On this Juneteenth (Google it) the people in Decatur, Georgia have additional cause for celebration. The confederate statue found in the center of the downtown Decatur square has finally come down.
The statute was originally resurrected in 1908 by the Daughters of the Confederacy, the same year that the Georgia Constitution was amended to prevent African Americans from voting.
Decatur citizens became motivated after the murder of Heather Heyer in Charlottesville, VA in August of 2017. It took years and the intervention of the courts before the statue in support of the “lost cause” was removed. The move was over the change in law signed by Governor Kemp in 2019 which strengthened protection of these monuments while the rest of the country moved in the opposite direction.
This movement led by the Beacon Hill Alliance for Human Rights who “is committed to use the momentum and lessons from this victory to continue to root out the white supremacy and other forms of oppression wherever they may be found” says attorney Mawuli Davis who was instrumental in this fight.
As a part of the current movement, confederate symbols and statues are coming down all over America. People are finally starting to study history and see that these were not symbols raised solely to uplift those who fought against America … I mean symbols raised in support of the confederate army.
I know that is what many were taught and told. But who teaches their children and grandchildren “we were trying to intimidate people by reminding them of the darkest time in our country, showing symbols of who had power, and attempting to intimidate them with these symbols.” Instead they romanticized the Civil War and those who fought in favor of it by passing down false stories of a heroic heritage that fought solely against northern interference. Northern interference of what ….. slavery.
Don’t believe me … read a portion of what was inscribed on the Decatur monument “After forty two years another generation bears witness to the future that these men were of a covenant keeping race who held fast to the faith as it was given by the fathers of the Republic.” In translation, we put this monument up to remind the next generation about all the men who agreed that the way of life (the right to have slaves) guaranteed by the founders of America is the reason they fought to split America into two countries.
We now know, simply by looking at the timelines of their erection and the words they used when dedicating these monuments, that these symbols appeared each time America made a legal statement against racism.

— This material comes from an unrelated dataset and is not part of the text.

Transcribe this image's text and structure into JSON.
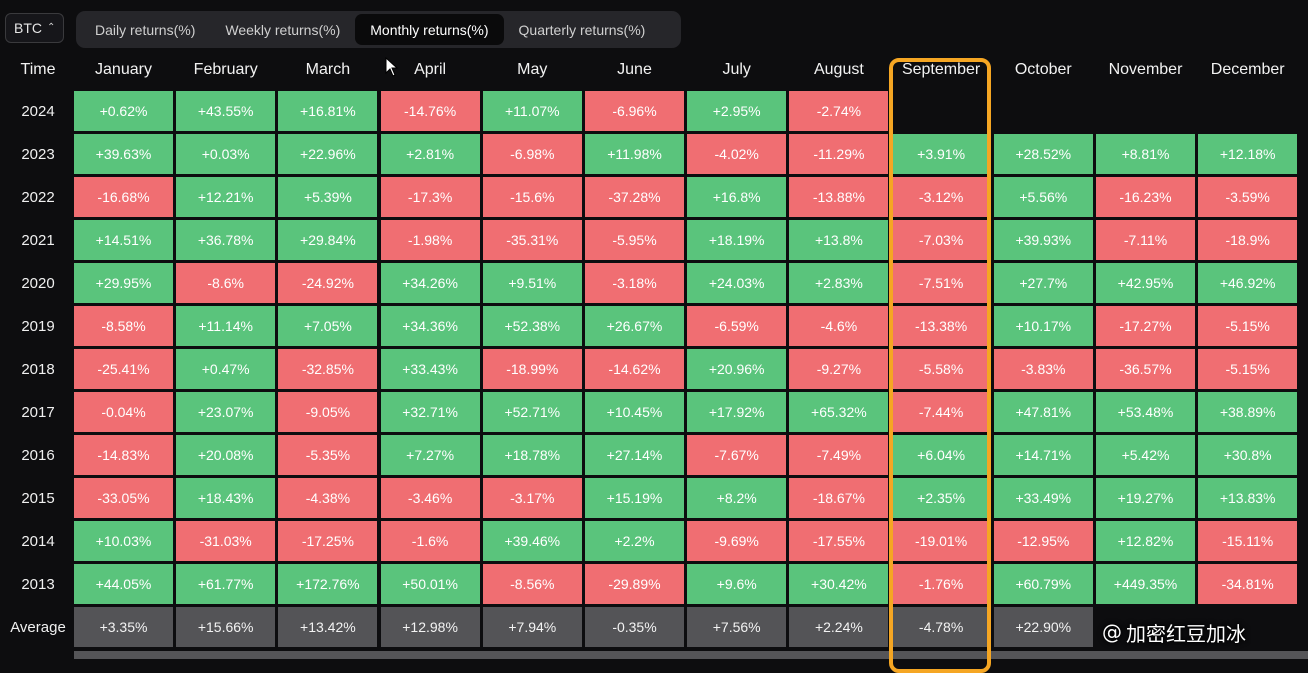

The Georgia flag for example was changed as a result of federally mandated school desegregation laws.
“Instead of choosing to heal the wounds of the American Civil War, they chose to keep them on display,” said Virginia Governor Ralph Northam as they removed the statutes in Virginia.
So now what? I know so many friends who say, “I wouldn’t fly the confederate flag but I understand that it’s people’s heritage.” We need those people to do some research and realize these symbols had nothing to do with heritage. For example, the current stars and bars used as a confederate symbol was not even flown during the Civil War, it was adopted much later. How does a symbol that didn’t exist at the time, become a symbol for heritage of the same time?
It is time for folks who quietly detest these symbols to boldly and loudly proclaim, these symbols memorialize people who supported slavery, people who supported splitting this great country, or symbols of people who supported suppression during Jim Crow and I can no longer turn a blind eye to them.
Years ago, I recommended that supporters of these symbols find a PRIVATE museum, one not supported by tax dollars, to put their statues. I don’t care what false history you worship on private property. I renew that recommendation because at least you have control over what happens to them. Otherwise, they will all eventually come down and it is quite possible you won’t like what happens to them when they do.